1997 yılında Amerika Birleşik Devletleri’nin Denver şehrinde yer alan ‘Spring International Language Center’da; 65’inci dönem müdavimi olarak 2008-2009 döneminde Milli Güvenlik Akademisi’nde (MGA) eğitim gördü ve MGA’dan dereceyle mezun oldu. MGA eğitimi esnasında ‘Sınır Aşan Sular Meselesi’, ‘Petrol Sorunu’ gibi önemli başlıklarda bilimsel çalışmalar yaptı.
Türkiye’de Yatırımların ve İstihdamın Durumu ve Mevcut Ortamın İyileştirilmesine İlişkin Öneriler (Maliye Hesap Uzmanları Vakfı Araştırma Yarışması İkincilik Ödülü);
Türk Sosyal Güvenlik Sisteminde Yaşanan Sorunlar ve Alınması Gereken Önlemler (Maliye Hesap Uzmanları Vakfı Araştırma Yarışması İkincilik Ödülü, Sevinç Akbulak ile birlikte);
Kayıp Yıllar: Türkiye’de 1980’li Yıllardan Bu Yana Kamu Borçlanma Politikaları ve Bankacılık Sektörüne Etkileri (Bankalar Yeminli Murakıpları Vakfı Eser Yarışması, Övgüye Değer Ödülü, Emre Kavaklı ve Ayça Tokmak ile birlikte);
Türkiye’de Sermaye Piyasası Araçları ve Halka Açık Anonim Şirketler (Sevinç Akbulak ile birlikte) ve Türkiye’de Reel ve Mali Sektör: Genel Durum, Sorunlar ve Öneriler (Sevinç Akbulak ile birlikte) başlıklı kitapları yayımlanmıştır.
Anonim Şirketlerde Kâr Dağıtımı Esasları ve Yedek Akçeler (Bilgi Toplumunda Hukuk, Ünal TEKİNALP’e Armağan, Cilt I; 2003), Anonim Şirketlerin Halka Açılması (Muğla Üniversitesi İktisadi ve İdari Bilimler Fakültesi Tartışma Tebliğleri Serisi II; 2004) ile Prof.
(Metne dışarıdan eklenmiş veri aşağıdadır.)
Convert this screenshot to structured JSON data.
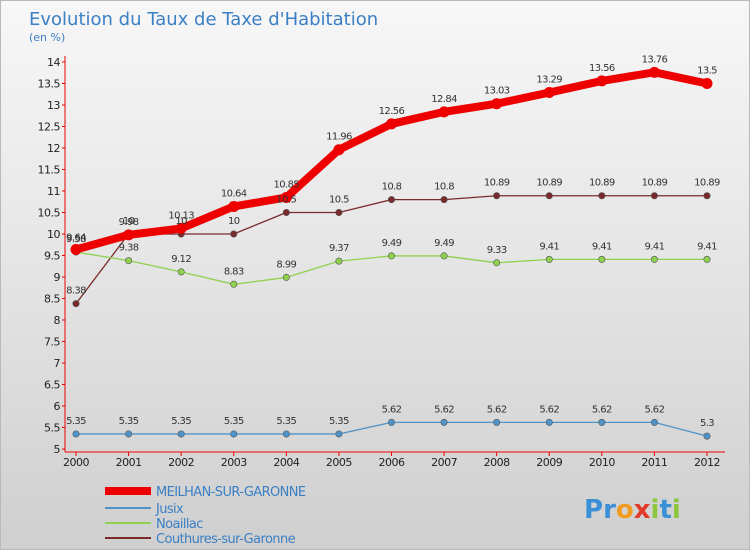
{
  "chart_data": {
    "type": "line",
    "title": "Evolution du Taux de Taxe d'Habitation",
    "subtitle": "(en %)",
    "x": [
      "2000",
      "2001",
      "2002",
      "2003",
      "2004",
      "2005",
      "2006",
      "2007",
      "2008",
      "2009",
      "2010",
      "2011",
      "2012"
    ],
    "ylim": [
      5,
      14
    ],
    "yticks": [
      5,
      5.5,
      6,
      6.5,
      7,
      7.5,
      8,
      8.5,
      9,
      9.5,
      10,
      10.5,
      11,
      11.5,
      12,
      12.5,
      13,
      13.5,
      14
    ],
    "grid": false,
    "legend_position": "bottom-left",
    "series": [
      {
        "name": "MEILHAN-SUR-GARONNE",
        "color": "#ee0000",
        "values": [
          9.64,
          9.98,
          10.13,
          10.64,
          10.85,
          11.96,
          12.56,
          12.84,
          13.03,
          13.29,
          13.56,
          13.76,
          13.5
        ],
        "labels": [
          "9.64",
          "9.98",
          "10.13",
          "10.64",
          "10.85",
          "11.96",
          "12.56",
          "12.84",
          "13.03",
          "13.29",
          "13.56",
          "13.76",
          "13.5"
        ]
      },
      {
        "name": "Jusix",
        "color": "#4f93c8",
        "values": [
          5.35,
          5.35,
          5.35,
          5.35,
          5.35,
          5.35,
          5.62,
          5.62,
          5.62,
          5.62,
          5.62,
          5.62,
          5.3
        ],
        "labels": [
          "5.35",
          "5.35",
          "5.35",
          "5.35",
          "5.35",
          "5.35",
          "5.62",
          "5.62",
          "5.62",
          "5.62",
          "5.62",
          "5.62",
          "5.3"
        ]
      },
      {
        "name": "Noaillac",
        "color": "#8fd14f",
        "values": [
          9.58,
          9.38,
          9.12,
          8.83,
          8.99,
          9.37,
          9.49,
          9.49,
          9.33,
          9.41,
          9.41,
          9.41,
          9.41
        ],
        "labels": [
          "9.58",
          "9.38",
          "9.12",
          "8.83",
          "8.99",
          "9.37",
          "9.49",
          "9.49",
          "9.33",
          "9.41",
          "9.41",
          "9.41",
          "9.41"
        ]
      },
      {
        "name": "Couthures-sur-Garonne",
        "color": "#7a2a2a",
        "values": [
          8.38,
          10,
          10,
          10,
          10.5,
          10.5,
          10.8,
          10.8,
          10.89,
          10.89,
          10.89,
          10.89,
          10.89
        ],
        "labels": [
          "8.38",
          "10",
          "10",
          "10",
          "10.5",
          "10.5",
          "10.8",
          "10.8",
          "10.89",
          "10.89",
          "10.89",
          "10.89",
          "10.89"
        ]
      }
    ]
  },
  "branding": {
    "logo_letters": [
      "P",
      "r",
      "o",
      "x",
      "i",
      "t",
      "i"
    ],
    "logo_colors": [
      "#3a8fd6",
      "#3a8fd6",
      "#f29c1f",
      "#e13a2a",
      "#8cc63f",
      "#3a8fd6",
      "#8cc63f"
    ]
  }
}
Dr. Saim ÜSTÜNDAĞ’a Vefa Andacı (2020), Cilt II, Prof. Dr. Saim Üstündağ’a İthafen İlmi Makaleler (2021), Prof. Dr. Saim Üstündağ’a İthafen İlmi Makaleler II (2021), Sosyal Bilimlerde Güncel Gelişmeler (2021), Ticari İşletme Hukuku Fasikülü (2022), Ticari Mevzuat Notları (2022), Bilimsel Araştırmalar (2022), Hukuki İncelemeler (2023), Prof. Dr. Saim Üstündağ Adına Seçme Yazılar (2024), Hukuka Giriş (2024) başlıklı kitapların bazı bölümlerinin de yazarıdır.
1992 yılından beri Türkiye’de yayımlanan otuza yakın Dergi, Gazete ve Blog’da 2 bin 500’ü aşan Telif Makale ve Telif Yazı ile tamamı İngilizceden olmak üzere Türkçe Derleme ve Türkçe Çevirisi yayımlanmıştır.
1988 yılında intisap ettiği Sermaye Piyasası Kurulu’nda (SPK) uzman yardımcısı, uzman (yeterlik sınavı üçüncüsü), başuzman, daire başkanı ve başkanlık danışmanı; Özelleştirme İdaresi Başkanlığı GSM 1800 Lisansları Değerleme Komisyonunda üye olarak görev yapmış, ayrıca Vergi Konseyi’nin bazı alt çalışma gruplarında (Menkul Sermaye İratları ve Değer Artış Kazançları; Kayıt Dışı Ekonomi; Özkaynakların Güçlendirilmesi) yer almış olup; halen başuzman unvanıyla SPK’da çalışmaktadır.
Hayatı dosdoğru yaşamak ve çalışkanlık vazgeçilmez ilkeleridir. Ülkesi ‘Türkiye Cumhuriyeti’ her şeyin üstündedir.